All three candidates say the state’s oil tax system needs repair, but none has settled on a particular plan. Mackey said she would have been “happy” to see Gov. Sean Parnell’s tax cut become law, but declared herself “frustrated” with the “stalemate” in the legislature.

She and Moran each said the matter, though critical, is drawing too much attention away from other issues.

Moran said Alaska is not “globally competitive at the higher ranges of the tax structure,” but also called for “some level of commitment” from the oil industry, through contracts or penalties, if a tax cut didn’t result in more oil production.

Wilson said she is expecting a new oil tax proposal from the governor in the next session but emphasized, “I think we have to be very careful in what we do. I don’t think we should just go in and totally overhaul everything.”

Both challengers said a stronger economy, as measured by the availability of well-paid jobs, is their top priority. Wilson said her bill/constitutional amendment package to establish a dedicated fund to build transportation infrastructure, will remain her top priority.
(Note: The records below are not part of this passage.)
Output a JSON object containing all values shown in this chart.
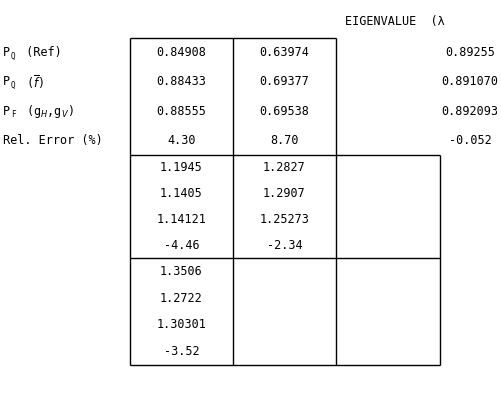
{
  "eigenvalue_label": "EIGENVALUE  (λ",
  "section1": {
    "col1": [
      "0.84908",
      "0.88433",
      "0.88555",
      "4.30"
    ],
    "col2": [
      "0.63974",
      "0.69377",
      "0.69538",
      "8.70"
    ],
    "col3": [
      "0.89255",
      "0.891070",
      "0.892093",
      "-0.052"
    ]
  },
  "section2": {
    "col1": [
      "1.1945",
      "1.1405",
      "1.14121",
      "-4.46"
    ],
    "col2": [
      "1.2827",
      "1.2907",
      "1.25273",
      "-2.34"
    ]
  },
  "section3": {
    "col1": [
      "1.3506",
      "1.2722",
      "1.30301",
      "-3.52"
    ]
  },
  "bg_color": "#ffffff",
  "text_color": "#000000",
  "font_size": 8.5
}
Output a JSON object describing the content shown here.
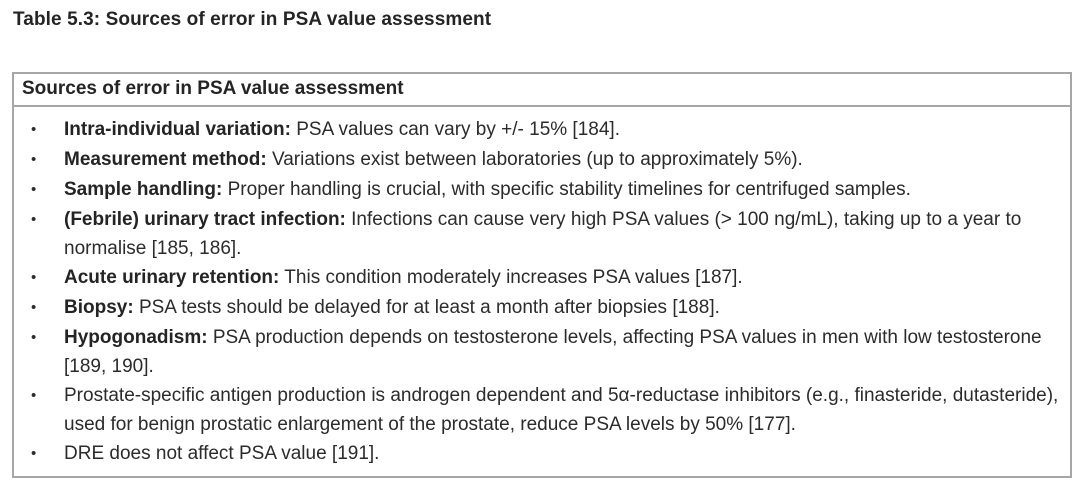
{
  "page": {
    "title": "Table 5.3: Sources of error in PSA value assessment"
  },
  "table": {
    "header": "Sources of error in PSA value assessment",
    "bullet": "•",
    "rows": [
      {
        "term": "Intra-individual variation:",
        "text": " PSA values can vary by +/- 15% [184]."
      },
      {
        "term": "Measurement method:",
        "text": " Variations exist between laboratories (up to approximately 5%)."
      },
      {
        "term": "Sample handling:",
        "text": " Proper handling is crucial, with specific stability timelines for centrifuged samples."
      },
      {
        "term": "(Febrile) urinary tract infection:",
        "text": " Infections can cause very high PSA values (> 100 ng/mL), taking up to a year to normalise [185, 186]."
      },
      {
        "term": "Acute urinary retention:",
        "text": " This condition moderately increases PSA values [187]."
      },
      {
        "term": "Biopsy:",
        "text": " PSA tests should be delayed for at least a month after biopsies [188]."
      },
      {
        "term": "Hypogonadism:",
        "text": " PSA production depends on testosterone levels, affecting PSA values in men with low testosterone [189, 190]."
      },
      {
        "term": "",
        "text": "Prostate-specific antigen production is androgen dependent and 5α-reductase inhibitors (e.g., finasteride, dutasteride), used for benign prostatic enlargement of the prostate, reduce PSA levels by 50% [177]."
      },
      {
        "term": "",
        "text": "DRE does not affect PSA value [191]."
      }
    ]
  }
}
Wilson first introduced the proposals in 2010 and will re-file both in the 2013 session if re-elected.

Mackey said her long experience in the public sphere, as a radio station manager, a communications and marketing consultant and past president and board member of the Alaska Travel Industry Association has familiarized her with the legislative process.

Moran said she has used her term on the borough assembly “just learning how things work in a positive legislative environment,” including service on its joint city/borough relations and joint tax committees. Her engineering career included work in satellite communications and computer networking.

“I would be a techie in the legislature, she said.”

Moran said Wilson is “not as effective as someone with ten or 12 years in the legislature should be” and suggested that the award of $7.5 million in federal funds for vessel mooring improvements directly to the borough rather than to the state Department of Transportation was “kind of a vote of lack of confidence” in DOT that somehow reflects poorly on Wilson.

Wilson said her upbringing on an Iowa farm and nursing career helped prepare her for the legislature. “You learn right early on you work ‘til it’s done. You don’t stop when you fee like it,” she said of the farm. Nursing “has taught me to read between the lines, ask a lot of questions and see the pros and cons of everything and try to make it better.”